Tout en ne remettant jamais en cause les acquis théologiques et tout en manifestant pleinement sa foi, le musulman de France (4) se construit un islam en adéquation avec ses acquis en terme de science, et de rationalisme. Cette attitude double qui spécifie la religion ” historique ” (alliance de la raison et de la foi) est favorisée par le discours d’imams et d’universitaires, tel Tariq Ramadan, qui en appellent à une véritable épuration de l’islam pour en retrouver le sens originel. L’association des deux classes, opposées par bien des aspects, constitue l’islam positif.
Le poids de l’environnement
Cependant, il faut bien admettre que si les musulmans de la seconde classe citée explicitent souvent l’Islam en fonction de leur environnement scientifique et juridique, c’est aussi en partie parce qu’ils sont la proie d’une pression générale exercée par les instances gouvernementales et médiatiques opposées à toute argumentation théologique digne de ce nom. Par exemple, sous une pression féroce et malheureusement peu perceptible des médias, les jeunes filles portant le voile se voient bien trop conseillées de se défendre et de légitimer ce port en utilisant l’argument (vrai par ailleurs) des libertés accordées en terme de culte par la Déclaration des Droits de l’Homme et du Citoyen. Cette deuxième classe de l’Islam positif, ne pouvant faire appel à ce qui serait incompréhensible pour le voisin non musulman, ne peut qu’éviter les discours théologiques rébarbatifs pour se concentrer sur des éléments de discours accessibles à tous (sans jamais pour autant être amenée à de mauvaises manipulations de la pratique discursive).
Ce rapport de force constant qui oppose les jeunes musulmans aux entités représentatives de l’opinion publique française éclaire sans demi-mesure l’importance de la positivité en terme d’argumentation et révèle surtout à quel point l’Islam se construit perpétuellement en fonction de son environnement, ne se figeant jamais en fonction d’une idéologie dominante.
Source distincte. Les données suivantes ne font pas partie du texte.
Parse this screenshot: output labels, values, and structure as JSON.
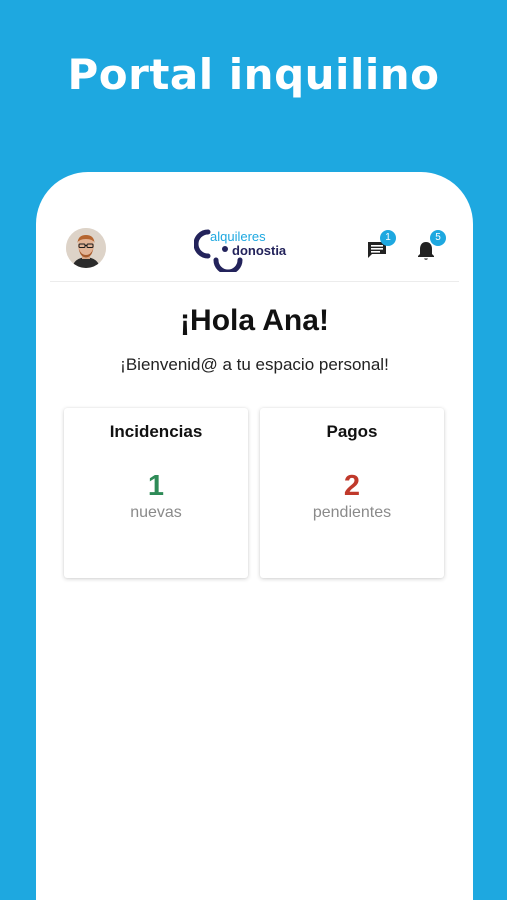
{
  "promo": {
    "title": "Portal inquilino"
  },
  "header": {
    "logo_line1": "alquileres",
    "logo_line2": "donostia",
    "messages_badge": "1",
    "notifications_badge": "5"
  },
  "main": {
    "greeting": "¡Hola Ana!",
    "welcome": "¡Bienvenid@ a tu espacio personal!"
  },
  "cards": [
    {
      "title": "Incidencias",
      "value": "1",
      "label": "nuevas",
      "color": "#2e8b57"
    },
    {
      "title": "Pagos",
      "value": "2",
      "label": "pendientes",
      "color": "#c0392b"
    }
  ],
  "colors": {
    "brand_blue": "#1ea8e0",
    "logo_navy": "#23235b"
  }
}
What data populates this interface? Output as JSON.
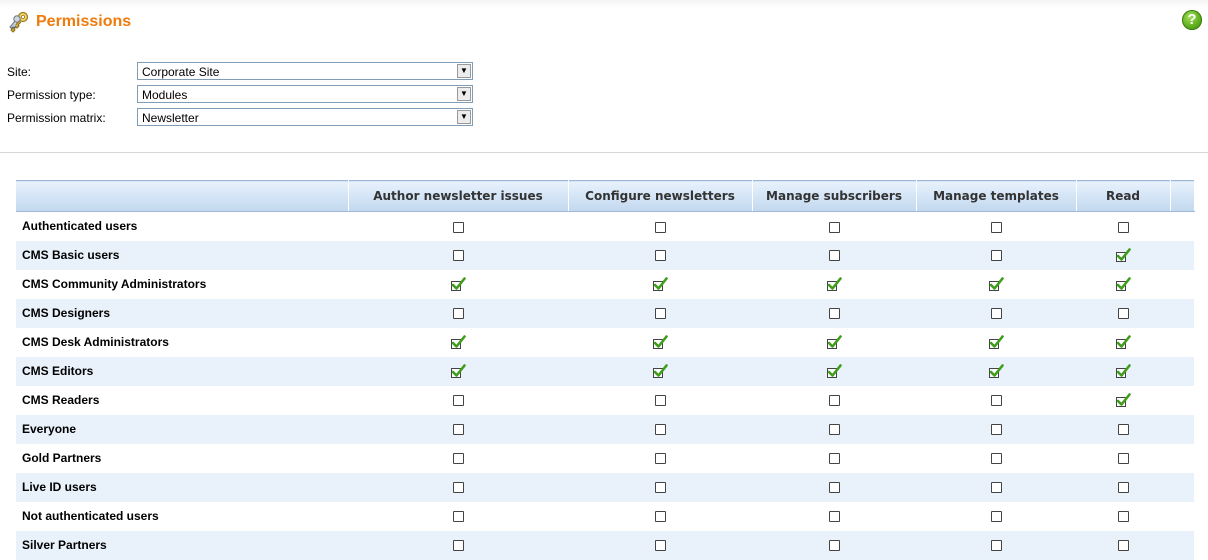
{
  "header": {
    "title": "Permissions",
    "icon": "keys-icon",
    "help_icon": "help-icon",
    "help_glyph": "?"
  },
  "filters": {
    "site": {
      "label": "Site:",
      "value": "Corporate Site"
    },
    "permission_type": {
      "label": "Permission type:",
      "value": "Modules"
    },
    "permission_matrix": {
      "label": "Permission matrix:",
      "value": "Newsletter"
    }
  },
  "matrix": {
    "columns": [
      "Author newsletter issues",
      "Configure newsletters",
      "Manage subscribers",
      "Manage templates",
      "Read"
    ],
    "rows": [
      {
        "name": "Authenticated users",
        "values": [
          false,
          false,
          false,
          false,
          false
        ]
      },
      {
        "name": "CMS Basic users",
        "values": [
          false,
          false,
          false,
          false,
          true
        ]
      },
      {
        "name": "CMS Community Administrators",
        "values": [
          true,
          true,
          true,
          true,
          true
        ]
      },
      {
        "name": "CMS Designers",
        "values": [
          false,
          false,
          false,
          false,
          false
        ]
      },
      {
        "name": "CMS Desk Administrators",
        "values": [
          true,
          true,
          true,
          true,
          true
        ]
      },
      {
        "name": "CMS Editors",
        "values": [
          true,
          true,
          true,
          true,
          true
        ]
      },
      {
        "name": "CMS Readers",
        "values": [
          false,
          false,
          false,
          false,
          true
        ]
      },
      {
        "name": "Everyone",
        "values": [
          false,
          false,
          false,
          false,
          false
        ]
      },
      {
        "name": "Gold Partners",
        "values": [
          false,
          false,
          false,
          false,
          false
        ]
      },
      {
        "name": "Live ID users",
        "values": [
          false,
          false,
          false,
          false,
          false
        ]
      },
      {
        "name": "Not authenticated users",
        "values": [
          false,
          false,
          false,
          false,
          false
        ]
      },
      {
        "name": "Silver Partners",
        "values": [
          false,
          false,
          false,
          false,
          false
        ]
      }
    ]
  },
  "colors": {
    "title": "#ee7b0c",
    "header_gradient_top": "#e8f1fb",
    "header_gradient_bottom": "#c2d7ee",
    "alt_row": "#e9f1fa",
    "check_green": "#3f9d1c"
  }
}
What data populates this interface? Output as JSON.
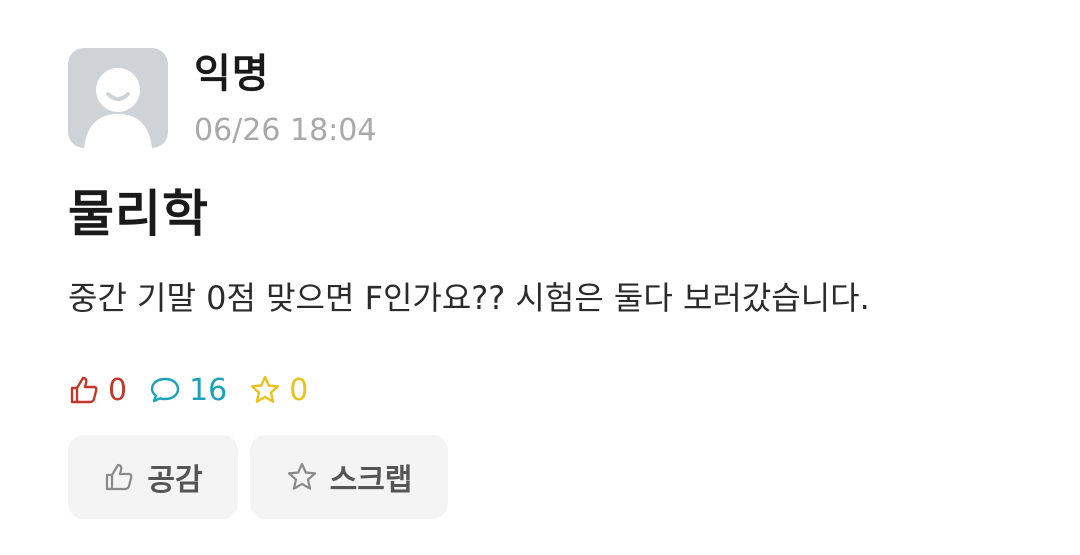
{
  "post": {
    "author": "익명",
    "timestamp": "06/26 18:04",
    "title": "물리학",
    "body": "중간 기말 0점 맞으면 F인가요?? 시험은 둘다 보러갔습니다."
  },
  "stats": {
    "likes": "0",
    "comments": "16",
    "scraps": "0"
  },
  "actions": {
    "like_label": "공감",
    "scrap_label": "스크랩"
  },
  "icons": {
    "avatar": "default-avatar-icon",
    "like": "thumbs-up-icon",
    "comment": "speech-bubble-icon",
    "scrap": "star-icon"
  },
  "colors": {
    "like": "#c0392b",
    "comment": "#1aa3b8",
    "scrap": "#e9c21b",
    "timestamp": "#a9a9a9",
    "button_bg": "#f4f4f4"
  }
}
Cet Islam positif a-t-il plus de légitimité que le wahhabisme ? Oui, dans le cadre de la société, des contextes et des modes de pensée qui sont les nôtres. Contrairement à ce que l’on pourrait penser, la compréhension de l’Islam a toujours fait l’objet d’une adaptation (même inconsciente) aux dimensions politiques, sociales et économiques de l’environnement dans lequel elle s’intégrait. Le danger qui guette l’Islam positif est justement celui de croire en l’absoluité intemporelle de ses fondements. Cet Islam ne doit pas se concevoir comme un paradigme dominant et n’a pas de légitimité à évincer tout comportement qui ne cadrerait pas avec ses propres définitions et déterminations de la foi, sauf dans le cas express d’un abus de conscience ou d’un crime ” universel ” comme par exemple l’excision ou le mariage forcé de jeunes adolescentes.
L’islam positif n’est pas plus universel que toutes les autres formes d’islam qui existent ici et ailleurs, avant et maintenant. Sa légitimité ne lui est conférée que pour autant qu’il soit en pleine phase avec les conditions d’existence de ceux qui y adhérent et qu’il ne piétine pas la vision autre de la religion, si -et seulement si- elle cadre avec le respect de la dignité humaine, seule condition possible à tout débat intra-religieux.